The 1100 ng/dL upper limit he references for "natural" testosterone is also presented without a cited source. It appears to be a rule of thumb circulating in fitness communities rather than a clinically established ceiling. The actual documented range in healthy young men can, in rare cases, reach 1200 ng/dL or above even with LCMS, per reference ranges published by the Endocrine Society.
What should you actually know?
If your testosterone lab result looks unusually high, the testing method matters enormously before you draw any conclusions. This is not a technicality. It affects whether you or a clinician make decisions based on accurate data.
- LCMS (liquid chromatography-tandem mass spectrometry) is the validated reference method for testosterone measurement. Most commercial labs, including LabCorp and Quest, offer it, though it is not always the default panel ordered.
- Immunoassays like ECLIA and RIA are widely used because they are cheaper and faster, but they carry meaningful error at both low and high ends of the physiologic range.

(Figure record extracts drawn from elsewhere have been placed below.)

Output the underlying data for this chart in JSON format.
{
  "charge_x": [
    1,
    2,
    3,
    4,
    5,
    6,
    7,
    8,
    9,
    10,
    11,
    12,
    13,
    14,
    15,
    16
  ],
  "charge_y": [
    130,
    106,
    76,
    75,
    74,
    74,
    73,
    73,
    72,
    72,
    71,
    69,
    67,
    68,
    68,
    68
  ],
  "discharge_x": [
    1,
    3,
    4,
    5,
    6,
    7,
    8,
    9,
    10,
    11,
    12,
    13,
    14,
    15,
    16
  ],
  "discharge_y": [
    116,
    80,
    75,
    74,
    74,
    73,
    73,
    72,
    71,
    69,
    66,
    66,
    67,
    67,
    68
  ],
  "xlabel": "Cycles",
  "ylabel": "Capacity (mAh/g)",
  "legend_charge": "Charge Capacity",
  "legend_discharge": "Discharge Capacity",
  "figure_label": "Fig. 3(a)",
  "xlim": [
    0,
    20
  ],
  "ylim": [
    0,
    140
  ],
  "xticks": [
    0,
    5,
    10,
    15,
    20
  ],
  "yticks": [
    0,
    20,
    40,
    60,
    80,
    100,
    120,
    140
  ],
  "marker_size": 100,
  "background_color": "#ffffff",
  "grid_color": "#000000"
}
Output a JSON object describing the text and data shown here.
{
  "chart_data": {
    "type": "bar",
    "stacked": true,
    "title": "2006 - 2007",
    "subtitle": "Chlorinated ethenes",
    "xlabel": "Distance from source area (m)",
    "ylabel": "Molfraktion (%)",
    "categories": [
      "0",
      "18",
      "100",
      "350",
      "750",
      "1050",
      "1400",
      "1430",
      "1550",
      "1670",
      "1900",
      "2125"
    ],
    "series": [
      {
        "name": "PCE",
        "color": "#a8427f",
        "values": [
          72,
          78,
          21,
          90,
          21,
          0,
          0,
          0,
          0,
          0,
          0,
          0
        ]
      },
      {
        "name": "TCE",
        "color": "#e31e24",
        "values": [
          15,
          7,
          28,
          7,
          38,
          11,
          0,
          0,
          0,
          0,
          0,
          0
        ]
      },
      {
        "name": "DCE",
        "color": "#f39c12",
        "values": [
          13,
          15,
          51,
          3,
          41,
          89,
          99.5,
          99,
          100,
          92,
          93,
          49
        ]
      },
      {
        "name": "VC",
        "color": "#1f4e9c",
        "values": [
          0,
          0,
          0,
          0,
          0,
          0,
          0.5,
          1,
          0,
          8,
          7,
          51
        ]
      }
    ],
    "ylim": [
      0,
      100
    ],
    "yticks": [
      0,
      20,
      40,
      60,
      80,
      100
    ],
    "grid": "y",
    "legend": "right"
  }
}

- Free testosterone calculations using the Vermeulen formula are estimates. Equilibrium dialysis is the reference standard for free T, and it is rarely ordered in clinical practice.
- There is no universally agreed-upon "maximum natural testosterone" ceiling. Outlier values exist. Genetics, sleep, body composition, LH pulsatility, and testicular volume all contribute to inter-individual variation.
- Supplement timing near a blood draw can affect results, as the creator noted. Zinc, vitamin D, and certain adaptogens have been studied in this context, with mixed and generally modest effect sizes.
Does this video do more good than harm?
On balance, yes. The creator is pushing back against the tendency to treat raw immunoassay numbers as gospel, which is a genuinely useful message for an audience that often makes decisions, including decisions about whether to pursue TRT, based on single lab results from a single method. The caveat about ECLIA accuracy, even if slightly oversimplified, is more responsible than most content in this space. The recommendation to use LCMS for confirmation is exactly what clinical guidelines support. The framing is honest: he says the levels are real and high, just probably not quite as high as the number printed on the report.